La deuxième ville d’Irak, dans le nord du pays, est sous le contrôle de l’organisation de l’Etat islamique depuis le 10 juin 2014. Avec la contre-offensive lancée par les forces armées irakiennes et leurs alliés, le groupe EI perd peu à peu du terrain. « Depuis le début de l’année, l’étau se resserre contre l’Etat islamique, explique à RFI, Loulouwa Al-Rachid, spécialiste de l’Irak au CERI. Les chaînes d’approvisionnement de la ville et les chaînes de financement ont été extrêmement affectées par les bombardements ». « Eradiquer l’EI avant la fin de l’année en Irak est possible », laissait entendre le ministre français de la Défense, Jean-Yves Le Drian en visite à Erbil au Kurdistan irakien, à 77 km de Mossoul, en avril dernier.
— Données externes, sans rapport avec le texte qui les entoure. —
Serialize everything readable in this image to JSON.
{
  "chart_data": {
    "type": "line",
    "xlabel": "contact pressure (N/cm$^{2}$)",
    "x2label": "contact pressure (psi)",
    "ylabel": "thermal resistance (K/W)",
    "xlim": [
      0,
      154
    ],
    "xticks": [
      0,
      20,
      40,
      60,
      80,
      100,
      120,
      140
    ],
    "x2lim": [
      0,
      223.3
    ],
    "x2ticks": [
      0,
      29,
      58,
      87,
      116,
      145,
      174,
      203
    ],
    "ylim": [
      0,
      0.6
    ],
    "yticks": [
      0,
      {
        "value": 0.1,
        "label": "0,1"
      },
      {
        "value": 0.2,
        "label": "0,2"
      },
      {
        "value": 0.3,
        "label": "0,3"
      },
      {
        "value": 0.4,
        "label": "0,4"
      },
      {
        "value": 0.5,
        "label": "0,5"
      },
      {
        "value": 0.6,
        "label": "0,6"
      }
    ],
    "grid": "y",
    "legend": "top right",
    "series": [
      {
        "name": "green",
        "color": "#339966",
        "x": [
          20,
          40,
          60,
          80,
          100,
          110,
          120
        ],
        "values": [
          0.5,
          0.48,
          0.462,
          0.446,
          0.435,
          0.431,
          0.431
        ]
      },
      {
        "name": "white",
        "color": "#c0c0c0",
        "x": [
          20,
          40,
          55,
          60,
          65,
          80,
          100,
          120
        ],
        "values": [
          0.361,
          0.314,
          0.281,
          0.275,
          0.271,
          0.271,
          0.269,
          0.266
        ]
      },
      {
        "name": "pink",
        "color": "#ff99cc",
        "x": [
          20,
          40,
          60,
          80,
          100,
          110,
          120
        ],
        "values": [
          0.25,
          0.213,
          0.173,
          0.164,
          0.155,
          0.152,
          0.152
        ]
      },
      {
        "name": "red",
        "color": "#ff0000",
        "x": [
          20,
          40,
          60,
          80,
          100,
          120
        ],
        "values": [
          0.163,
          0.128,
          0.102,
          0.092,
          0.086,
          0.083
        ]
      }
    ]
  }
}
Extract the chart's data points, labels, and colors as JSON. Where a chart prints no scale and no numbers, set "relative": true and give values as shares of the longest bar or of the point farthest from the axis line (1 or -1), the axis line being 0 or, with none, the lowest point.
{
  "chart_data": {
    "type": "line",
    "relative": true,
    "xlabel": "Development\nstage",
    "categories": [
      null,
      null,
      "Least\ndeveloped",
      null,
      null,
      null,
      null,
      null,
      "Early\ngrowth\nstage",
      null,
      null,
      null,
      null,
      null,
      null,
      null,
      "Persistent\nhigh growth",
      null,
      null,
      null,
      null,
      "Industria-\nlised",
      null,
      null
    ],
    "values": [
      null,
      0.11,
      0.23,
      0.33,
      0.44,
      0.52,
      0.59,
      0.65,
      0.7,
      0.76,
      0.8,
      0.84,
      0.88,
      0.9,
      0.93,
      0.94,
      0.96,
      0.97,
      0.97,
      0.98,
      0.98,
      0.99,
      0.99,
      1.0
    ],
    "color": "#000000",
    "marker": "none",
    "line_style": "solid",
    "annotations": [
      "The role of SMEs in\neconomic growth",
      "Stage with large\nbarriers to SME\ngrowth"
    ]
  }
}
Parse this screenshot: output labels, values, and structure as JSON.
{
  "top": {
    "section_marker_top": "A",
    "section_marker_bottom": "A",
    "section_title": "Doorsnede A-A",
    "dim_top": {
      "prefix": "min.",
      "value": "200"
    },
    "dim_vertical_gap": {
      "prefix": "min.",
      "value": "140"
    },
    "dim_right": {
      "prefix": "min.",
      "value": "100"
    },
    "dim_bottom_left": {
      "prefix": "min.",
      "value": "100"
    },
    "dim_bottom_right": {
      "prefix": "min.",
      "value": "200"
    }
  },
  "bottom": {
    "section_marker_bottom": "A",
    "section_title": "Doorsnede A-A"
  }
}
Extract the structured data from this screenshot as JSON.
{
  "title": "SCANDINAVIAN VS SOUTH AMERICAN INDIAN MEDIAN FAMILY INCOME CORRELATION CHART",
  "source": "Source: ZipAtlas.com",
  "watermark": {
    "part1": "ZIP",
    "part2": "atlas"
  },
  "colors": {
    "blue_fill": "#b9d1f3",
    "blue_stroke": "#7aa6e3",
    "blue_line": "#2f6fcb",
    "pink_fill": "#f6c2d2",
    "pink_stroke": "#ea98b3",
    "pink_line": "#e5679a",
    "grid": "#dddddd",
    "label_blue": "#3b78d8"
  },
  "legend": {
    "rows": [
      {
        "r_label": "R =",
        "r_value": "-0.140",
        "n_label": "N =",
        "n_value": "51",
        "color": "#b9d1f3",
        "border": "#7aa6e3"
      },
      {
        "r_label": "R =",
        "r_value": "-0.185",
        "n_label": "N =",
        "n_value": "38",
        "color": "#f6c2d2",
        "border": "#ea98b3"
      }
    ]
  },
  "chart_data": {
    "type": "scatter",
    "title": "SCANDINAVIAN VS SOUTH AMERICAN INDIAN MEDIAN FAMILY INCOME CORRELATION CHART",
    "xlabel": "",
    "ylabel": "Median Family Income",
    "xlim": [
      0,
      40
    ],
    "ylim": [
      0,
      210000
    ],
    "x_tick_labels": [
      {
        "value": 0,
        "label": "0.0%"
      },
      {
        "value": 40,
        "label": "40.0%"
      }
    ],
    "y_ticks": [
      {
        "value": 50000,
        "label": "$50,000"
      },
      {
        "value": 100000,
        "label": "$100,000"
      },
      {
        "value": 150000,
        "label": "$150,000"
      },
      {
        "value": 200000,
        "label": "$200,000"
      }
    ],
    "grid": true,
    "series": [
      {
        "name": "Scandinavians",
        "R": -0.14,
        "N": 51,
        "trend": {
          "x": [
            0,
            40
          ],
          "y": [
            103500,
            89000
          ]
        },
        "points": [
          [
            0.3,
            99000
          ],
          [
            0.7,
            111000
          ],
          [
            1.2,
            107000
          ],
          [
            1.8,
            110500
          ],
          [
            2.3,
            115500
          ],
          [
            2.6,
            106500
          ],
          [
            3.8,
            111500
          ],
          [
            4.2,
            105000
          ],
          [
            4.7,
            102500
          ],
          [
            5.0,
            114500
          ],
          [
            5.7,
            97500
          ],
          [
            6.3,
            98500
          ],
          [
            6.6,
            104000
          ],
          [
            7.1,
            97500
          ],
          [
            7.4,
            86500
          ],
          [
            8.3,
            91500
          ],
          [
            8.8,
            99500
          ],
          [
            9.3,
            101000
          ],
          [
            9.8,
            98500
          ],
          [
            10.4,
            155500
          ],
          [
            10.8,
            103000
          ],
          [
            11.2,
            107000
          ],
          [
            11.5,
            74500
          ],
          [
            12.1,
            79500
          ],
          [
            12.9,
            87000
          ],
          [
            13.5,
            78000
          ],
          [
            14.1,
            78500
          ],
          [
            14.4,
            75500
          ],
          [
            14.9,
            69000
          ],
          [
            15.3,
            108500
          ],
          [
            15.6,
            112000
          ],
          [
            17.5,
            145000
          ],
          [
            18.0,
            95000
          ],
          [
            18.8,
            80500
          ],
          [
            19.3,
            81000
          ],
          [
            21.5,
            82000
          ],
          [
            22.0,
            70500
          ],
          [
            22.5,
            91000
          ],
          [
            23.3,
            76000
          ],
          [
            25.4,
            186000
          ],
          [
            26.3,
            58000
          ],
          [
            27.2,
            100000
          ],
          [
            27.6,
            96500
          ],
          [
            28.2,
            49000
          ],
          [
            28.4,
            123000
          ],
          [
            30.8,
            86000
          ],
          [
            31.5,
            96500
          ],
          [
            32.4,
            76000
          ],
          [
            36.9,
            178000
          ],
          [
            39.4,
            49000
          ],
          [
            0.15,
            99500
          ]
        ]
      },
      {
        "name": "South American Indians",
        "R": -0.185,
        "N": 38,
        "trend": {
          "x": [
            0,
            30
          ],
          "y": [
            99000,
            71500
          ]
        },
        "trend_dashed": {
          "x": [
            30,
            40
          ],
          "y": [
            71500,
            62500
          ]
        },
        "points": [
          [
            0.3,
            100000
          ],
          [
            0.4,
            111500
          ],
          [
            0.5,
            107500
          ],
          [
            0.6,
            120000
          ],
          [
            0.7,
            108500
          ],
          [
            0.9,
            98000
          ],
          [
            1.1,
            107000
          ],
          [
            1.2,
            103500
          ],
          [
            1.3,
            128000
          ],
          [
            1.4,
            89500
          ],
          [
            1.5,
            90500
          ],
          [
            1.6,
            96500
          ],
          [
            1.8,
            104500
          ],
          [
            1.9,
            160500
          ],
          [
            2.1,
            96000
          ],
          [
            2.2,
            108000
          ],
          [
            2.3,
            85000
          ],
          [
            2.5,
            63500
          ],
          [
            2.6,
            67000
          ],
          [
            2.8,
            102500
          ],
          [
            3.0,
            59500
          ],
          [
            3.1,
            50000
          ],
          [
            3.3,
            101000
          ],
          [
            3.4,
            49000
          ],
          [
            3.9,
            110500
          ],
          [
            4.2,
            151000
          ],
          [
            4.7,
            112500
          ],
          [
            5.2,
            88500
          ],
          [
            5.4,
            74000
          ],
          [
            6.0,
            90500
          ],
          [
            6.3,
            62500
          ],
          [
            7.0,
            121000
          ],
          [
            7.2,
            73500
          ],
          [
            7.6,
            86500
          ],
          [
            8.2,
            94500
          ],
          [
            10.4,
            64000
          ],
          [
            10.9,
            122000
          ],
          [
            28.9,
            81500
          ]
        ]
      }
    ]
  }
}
Mais la population de Mossoul fait évidemment les frais de ces combats et les conditions de vie se compliquent, poursuit Loulouwa Al-Rachid, « avec des conditions de vie qui deviennent de plus en plus difficiles ce qui alimentent les tensions avec l’administration mise en place par l’Etat islamique qui est devenue de plus en plus paranoïaque, qui traque les traîtres, les espions, ceux qui renseignent la coalition internationale sur les déplacements des commandants militaires de l’EI, ceux qui communiquent avec le monde extérieur, ceux qui [diffusent] le peu d’information dont on dispose sur le quotidien des habitants de la ville de Mossoul ».

Des combats acharnés s’annoncent

La ville de Mossoul compte environ un million et demi d’habitants, or les combats qui se déroulent à Fallouja en ce moment, « une petite bourgade de province, tenue par moins d’un millier de combattants de l’EIet la difficulté qu’il y a à reprendre cette ville et à la nettoyer », explique Loulouwa Al-Rachid, permettent selon elle, d’anticiper « les difficultés qu’il y a [à reprendre le contrôle d’une] ville de la taille de Mossoul, avec la densité de peuplement [qui la caractérise]. Donc militairement, il y a des difficultés énormes. On n’a pas de chiffres précis sur le nombre de combattants de l’EI présents dans cette ville mais on imagine qu’elle sera défendue férocement, compte tenu de la symbolique : c’est une grande ville, c’est un bastion sunnite et les combattants de l’EI n’hésiteront pas à faire des habitants de la ville des boucliers humains. Je ne vois pas comment on peut libérer la ville de Mossoul en épargnant les civils et en faisant l’économie d’un bain de sang ».